If you own U.S. real estate as a non-resident and you are thinking about selling, there is a three-letter acronym you need to understand before you sign anything: FIRPTA.
The Foreign Investment in Real Property Tax Act is a U.S. federal law that requires buyers — or more often, their closing agents — to withhold a percentage of the sale price when the seller is a foreign person or entity. The intent is simple: the IRS wants to make sure it collects taxes on gains earned by non-U.S. owners. But the mechanics can feel anything but simple, especially if it is your first time navigating them.
What Actually Gets Withheld
The standard withholding rate under FIRPTA is 15% of the gross sale price — not the gain, the entire sale price. For properties sold for less than $300,000 that will be used as the buyer's residence, the withholding may be reduced or eliminated. For sales over $1 million, the rate can be as high as 20%.
That distinction between gross price and actual gain is where most of the confusion starts. You might sell a property for $500,000 with only $40,000 in gain — but the withholding could still be $75,000. The difference is recoverable, but only through a tax filing after the fact. And "after the fact" can mean months of waiting without access to that capital.
Withholding Certificates: Planning Ahead
The IRS offers a mechanism called a withholding certificate (Form 8288-B) that allows sellers to apply for a reduced withholding amount before or at the time of closing. When approved, the withholding is based on the estimated tax liability rather than the full gross price.
This is where early planning matters. Filing for a withholding certificate is not something you do the week before closing. The IRS can take 90 days or more to process the application. If you know a sale is on the horizon — even six months out — it is worth beginning the conversation with your tax advisor early.
Entity Structures and FIRPTA
If you hold your U.S. property through an LLC or other entity, FIRPTA still applies — but the mechanics may differ. A single-member LLC that is disregarded for tax purposes is treated the same as direct ownership. Multi-member LLCs and corporations each have their own set of considerations.

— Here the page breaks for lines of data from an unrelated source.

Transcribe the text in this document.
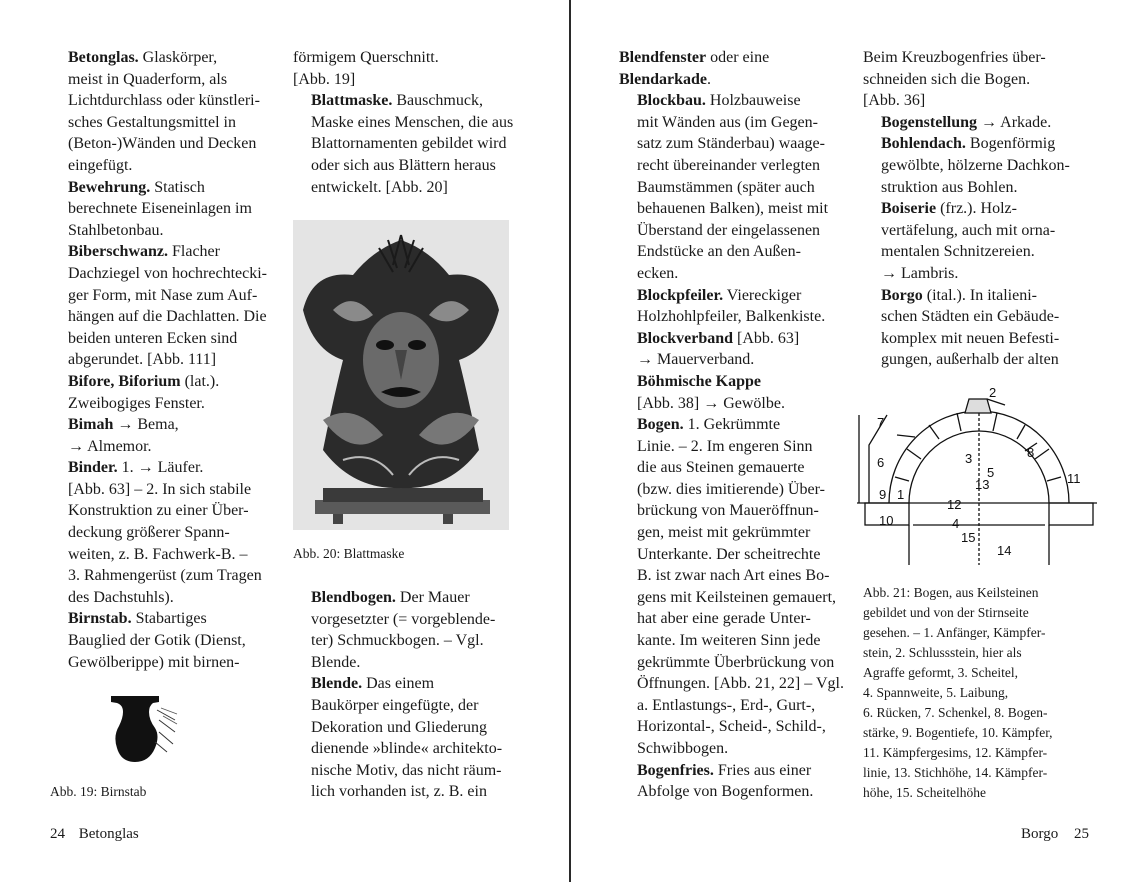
Betonglas. Glaskörper,
meist in Quaderform, als
Lichtdurchlass oder künstleri-
sches Gestaltungsmittel in
(Beton-)Wänden und Decken
eingefügt.
Bewehrung. Statisch
berechnete Eiseneinlagen im
Stahlbetonbau.
Biberschwanz. Flacher
Dachziegel von hochrechtecki-
ger Form, mit Nase zum Auf-
hängen auf die Dachlatten. Die
beiden unteren Ecken sind
abgerundet. [Abb. 111]
Bifore, Biforium (lat.).
Zweibogiges Fenster.
Bimah → Bema,
→ Almemor.
Binder. 1. → Läufer.
[Abb. 63] – 2. In sich stabile
Konstruktion zu einer Über-
deckung größerer Spann-
weiten, z. B. Fachwerk-B. –
3. Rahmengerüst (zum Tragen
des Dachstuhls).
Birnstab. Stabartiges
Bauglied der Gotik (Dienst,
Gewölberippe) mit birnen-
förmigem Querschnitt.
[Abb. 19]
Blattmaske. Bauschmuck,
Maske eines Menschen, die aus
Blattornamenten gebildet wird
oder sich aus Blättern heraus
entwickelt. [Abb. 20]
Abb. 19: Birnstab
Abb. 20: Blattmaske
Blendbogen. Der Mauer
vorgesetzter (= vorgeblende-
ter) Schmuckbogen. – Vgl.
Blende.
Blende. Das einem
Baukörper eingefügte, der
Dekoration und Gliederung
dienende »blinde« architekto-
nische Motiv, das nicht räum-
lich vorhanden ist, z. B. ein
24 Betonglas
Blendfenster oder eine
Blendarkade.
Blockbau. Holzbauweise
mit Wänden aus (im Gegen-
satz zum Ständerbau) waage-
recht übereinander verlegten
Baumstämmen (später auch
behauenen Balken), meist mit
Überstand der eingelassenen
Endstücke an den Außen-
ecken.
Blockpfeiler. Viereckiger
Holzhohlpfeiler, Balkenkiste.
Blockverband [Abb. 63]
→ Mauerverband.
Böhmische Kappe
[Abb. 38] → Gewölbe.
Bogen. 1. Gekrümmte
Linie. – 2. Im engeren Sinn
die aus Steinen gemauerte
(bzw. dies imitierende) Über-
brückung von Maueröffnun-
gen, meist mit gekrümmter
Unterkante. Der scheitrechte
B. ist zwar nach Art eines Bo-
gens mit Keilsteinen gemauert,
hat aber eine gerade Unter-
kante. Im weiteren Sinn jede
gekrümmte Überbrückung von
Öffnungen. [Abb. 21, 22] – Vgl.
a. Entlastungs-, Erd-, Gurt-,
Horizontal-, Scheid-, Schild-,
Schwibbogen.
Bogenfries. Fries aus einer
Abfolge von Bogenformen.
Beim Kreuzbogenfries über-
schneiden sich die Bogen.
[Abb. 36]
Bogenstellung → Arkade.
Bohlendach. Bogenförmig
gewölbte, hölzerne Dachkon-
struktion aus Bohlen.
Boiserie (frz.). Holz-
vertäfelung, auch mit orna-
mentalen Schnitzereien.
→ Lambris.
Borgo (ital.). In italieni-
schen Städten ein Gebäude-
komplex mit neuen Befesti-
gungen, außerhalb der alten
1
2
3
4
5
6
7
8
9
10
11
12
13
14
15
Abb. 21: Bogen, aus Keilsteinen
gebildet und von der Stirnseite
gesehen. – 1. Anfänger, Kämpfer-
stein, 2. Schlussstein, hier als
Agraffe geformt, 3. Scheitel,
4. Spannweite, 5. Laibung,
6. Rücken, 7. Schenkel, 8. Bogen-
stärke, 9. Bogentiefe, 10. Kämpfer,
11. Kämpfergesims, 12. Kämpfer-
linie, 13. Stichhöhe, 14. Kämpfer-
höhe, 15. Scheitelhöhe
Borgo 25
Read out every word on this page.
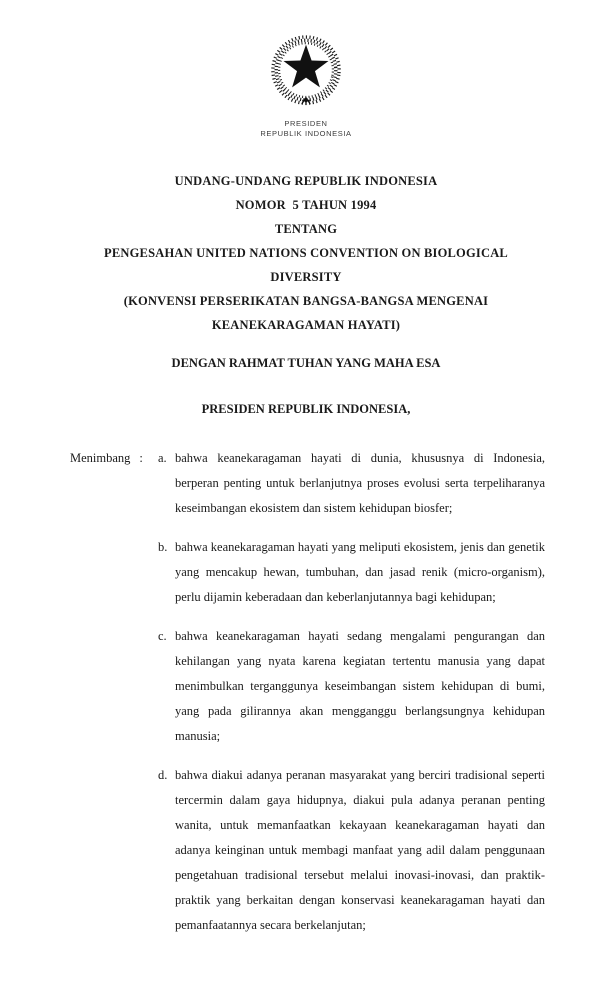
PRESIDEN
REPUBLIK INDONESIA
UNDANG-UNDANG REPUBLIK INDONESIA
NOMOR  5 TAHUN 1994
TENTANG
PENGESAHAN UNITED NATIONS CONVENTION ON BIOLOGICAL
DIVERSITY
(KONVENSI PERSERIKATAN BANGSA-BANGSA MENGENAI
KEANEKARAGAMAN HAYATI)
DENGAN RAHMAT TUHAN YANG MAHA ESA
PRESIDEN REPUBLIK INDONESIA,
Menimbang : a. bahwa keanekaragaman hayati di dunia, khususnya di Indonesia, berperan penting untuk berlanjutnya proses evolusi serta terpeliharanya keseimbangan ekosistem dan sistem kehidupan biosfer;
b. bahwa keanekaragaman hayati yang meliputi ekosistem, jenis dan genetik yang mencakup hewan, tumbuhan, dan jasad renik (micro-organism), perlu dijamin keberadaan dan keberlanjutannya bagi kehidupan;
c. bahwa keanekaragaman hayati sedang mengalami pengurangan dan kehilangan yang nyata karena kegiatan tertentu manusia yang dapat menimbulkan terganggunya keseimbangan sistem kehidupan di bumi, yang pada gilirannya akan mengganggu berlangsungnya kehidupan manusia;
d. bahwa diakui adanya peranan masyarakat yang berciri tradisional seperti tercermin dalam gaya hidupnya, diakui pula adanya peranan penting wanita, untuk memanfaatkan kekayaan keanekaragaman hayati dan adanya keinginan untuk membagi manfaat yang adil dalam penggunaan pengetahuan tradisional tersebut melalui inovasi-inovasi, dan praktik-praktik yang berkaitan dengan konservasi keanekaragaman hayati dan pemanfaatannya secara berkelanjutan;
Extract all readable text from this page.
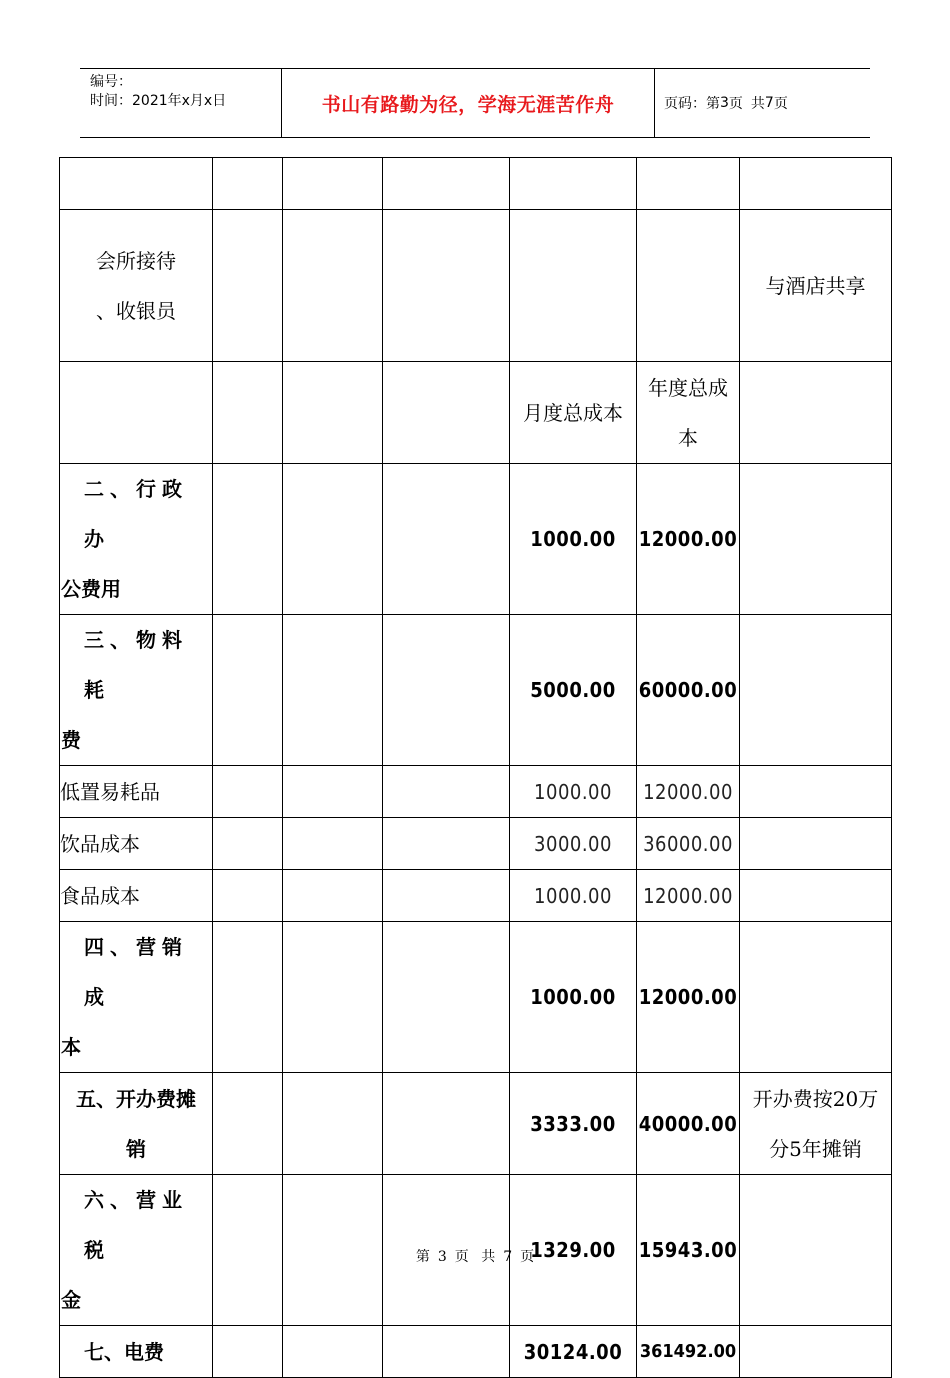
编号：
时间：2021年x月x日	书山有路勤为径，学海无涯苦作舟	页码：第 3 页 共 7 页

会所接待
、收银员						与酒店共享
				月度总成本	年度总成
本	

二、行政办
公费用				1000.00	12000.00	

三、物料耗
费				5000.00	60000.00	
低置易耗品				1000.00	12000.00	
饮品成本				3000.00	36000.00	
食品成本				1000.00	12000.00	

四、营销成
本				1000.00	12000.00	

五、开办费摊
销				3333.00	40000.00	开办费按20万
分5年摊销

六、营业税
金				1329.00	15943.00	
七、电费				30124.00	361492.00	
第 3 页 共 7 页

One common misconception is that forming a U.S. entity eliminates FIRPTA exposure. It does not. What changes is how the withholding and reporting obligations are handled. In some cases, the entity structure introduces additional filing requirements rather than reducing them.
What You Can Do Now
Whether you are actively listing a property or just considering your options, there are a few things worth doing early:
- Confirm your tax basis. Know what you paid, what you improved, and what your adjusted basis is. This is the foundation for estimating your actual gain.
- Talk to your CPA about withholding certificates. If the expected gain is significantly less than 15% of the sale price, a withholding certificate application may save you a substantial amount of tied-up capital.
- Review your entity structure. Understand how your ownership entity interacts with FIRPTA before you get to the closing table — not at it.
- Keep documentation current. Prior-year tax returns, cost basis records, and entity formation documents should be organized and accessible.
FIRPTA is not a reason to avoid selling U.S. real estate. It is a reason to plan the sale with intention. The difference between a smooth transaction and a stressful one usually comes down to how early the conversation starts.
This article is for informational purposes only and does not constitute tax or legal advice. Consult a qualified tax professional for guidance specific to your situation.